For many centuries, mankind has been practicing the distillation process of obtaining purified water from dirty water. This process involves boiling the dirty water to create steam and condensing the steam back into water. As the contamination of sources of drinking water by industrial wastes and other discharges has become ever more serious in many localities, there has been an increasing demand for an economical and reliable method of obtaining purified water from contaminated water. Modern technology has responded to this demand by developing better filtration technology, such as ultra and reverse osmosis membrane filters; adsorption technology, such as activated carbon columns; and ion exchange technology of various synthetic resins. Although these methods of water purification have been widely accepted and implemented in many industries as well as private dwellings, the cost of installation and operation of such systems is often too high for many average home owners. As an alternative method, the age-old practice of obtaining purified water through distillation by using heat from the sun has been upgraded and improved recently, and is receiving new attention in many under-developed countries. Without exception, the present-day practice of solar distillation employs the so-called solar pond with a transparent cover, allowing solar radiation on the shallow water in the solar pond to heat the water and create evaporation of the water into steam. The steam in contact with the transparent cover loses heat to the atmosphere through the cover and condenses into water drops, which travel down the inside surface of the cover and collect in gutters. As the evaporation of the water in the solar pond takes place only on the free surface of the water, a large free surface area is required in order to evaporate a sizable amount of the water. For this reason, the solar pond requires a shallow pond with a large area.
In view of the fact that the major portion of the heat released by the condensing steam is not recycled since it is lost to the atmosphere through the transparent cover, the solar pond is a primitive system with a low working efficiency. Of course, the sunlight is free, and consequently, there is little requirement for high efficiency in utilizing the sunlight itself. However, the low efficiency of the solar pond creates a problem since the requirement of a large pond area is simply not compatible in many localities with a heavy population density, and a pond with a large area requires more materials of corrosion resisting of grade for construction. A better solar still can be provided by recycling the heat released by the condensing steam to preheat the water to be distilled. This provides an advantage in that the total surface area collecting the sunlight required to evaporate a given amount of water per day can be made significantly smaller compared to the solar pond, resulting in the saving of the space and materials required to construct a solar still. A better solar still can be provided by minimizing the wetted area in the still with a given area for collecting sunlight. The wetted area in a solar still can be reduced for a given amount of the distilled water required per day if the water can be evaporated not only on the free surface but also within the volume of the water--the water has to be boiled. It is a well known fact that the water boils when it is heated or the ambient pressure is lowered. In a better still, the water should be heated by solar energy and, at the same time, the pressure in contact with the water should be partially evacuated in order to promote the boiling of the water.

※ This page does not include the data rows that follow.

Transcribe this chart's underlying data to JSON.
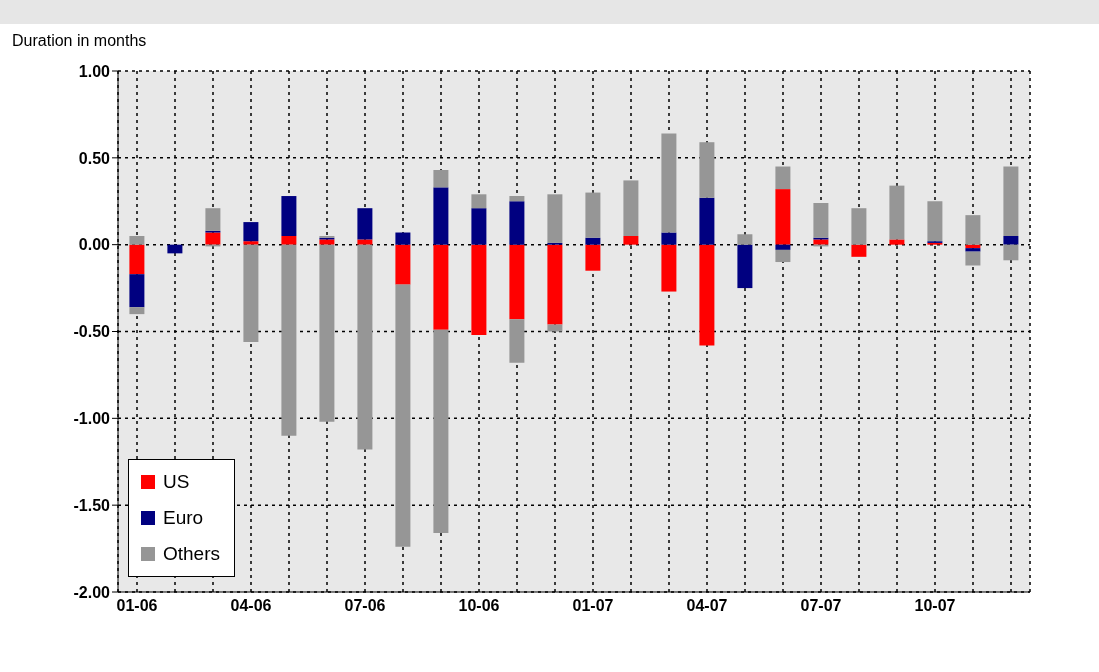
{
  "chart_data": {
    "type": "bar",
    "ylabel": "Duration in months",
    "categories": [
      "01-06",
      null,
      null,
      "04-06",
      null,
      null,
      "07-06",
      null,
      null,
      "10-06",
      null,
      null,
      "01-07",
      null,
      null,
      "04-07",
      null,
      null,
      "07-07",
      null,
      null,
      "10-07",
      null,
      null
    ],
    "series": [
      {
        "name": "US",
        "color": "#ff0000",
        "values": [
          -0.17,
          null,
          0.07,
          0.02,
          0.05,
          0.03,
          0.03,
          -0.23,
          -0.49,
          -0.52,
          -0.43,
          -0.46,
          -0.15,
          0.05,
          -0.27,
          -0.58,
          null,
          0.32,
          0.03,
          -0.07,
          0.03,
          0.01,
          -0.02,
          null
        ]
      },
      {
        "name": "Euro",
        "color": "#000080",
        "values": [
          -0.19,
          -0.05,
          0.01,
          0.11,
          0.23,
          0.01,
          0.18,
          0.07,
          0.33,
          0.21,
          0.25,
          0.01,
          0.04,
          null,
          0.07,
          0.27,
          -0.25,
          -0.03,
          0.01,
          null,
          null,
          0.01,
          -0.02,
          0.05
        ]
      },
      {
        "name": "Others",
        "color": "#969696",
        "values": [
          0.05,
          null,
          0.13,
          -0.56,
          -1.1,
          -1.02,
          -1.18,
          -1.51,
          -1.17,
          0.08,
          -0.25,
          0.28,
          0.26,
          0.32,
          0.57,
          0.32,
          0.06,
          0.13,
          0.2,
          0.21,
          0.31,
          0.23,
          0.17,
          0.4
        ]
      },
      {
        "color": "#969696",
        "values": [
          -0.04,
          null,
          -0.01,
          null,
          null,
          0.01,
          null,
          null,
          0.1,
          null,
          0.03,
          -0.04,
          null,
          null,
          null,
          null,
          null,
          -0.07,
          -0.01,
          null,
          null,
          null,
          -0.08,
          -0.09
        ]
      }
    ],
    "stacked": true,
    "ylim": [
      -2,
      1
    ],
    "yticks": [
      {
        "value": -2,
        "label": "-2.00"
      },
      {
        "value": -1.5,
        "label": "-1.50"
      },
      {
        "value": -1,
        "label": "-1.00"
      },
      {
        "value": -0.5,
        "label": "-0.50"
      },
      {
        "value": 0,
        "label": "0.00"
      },
      {
        "value": 0.5,
        "label": "0.50"
      },
      {
        "value": 1,
        "label": "1.00"
      }
    ],
    "grid": true,
    "legend": "bottom left"
  }
}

The primary object of the present invention is to provide a solar still wherein the evaporation of the water heated by the sunlight takes place in the partially evacuated tubings.
Another object of the present invention is to use the vacuum legs on the condensate discharge and the reject discharge in order to maintain the partial vacuum in the heater tubing wherein evaporation of the water takes place.
A further object of the present invention is to provide a solar still including a heat exchanger-condenser that condenses the steam into the water and preheats the water being fed into the heater tubings heated by the solar collector.
Still another object of the present invention is to employ a flow regulating orifice to drip-feed the water into the heater tubings from the feed reservoir in order to minimize the reject flow out of the heater tubings which are wetted with feed water on the bottom half or less of the cross section.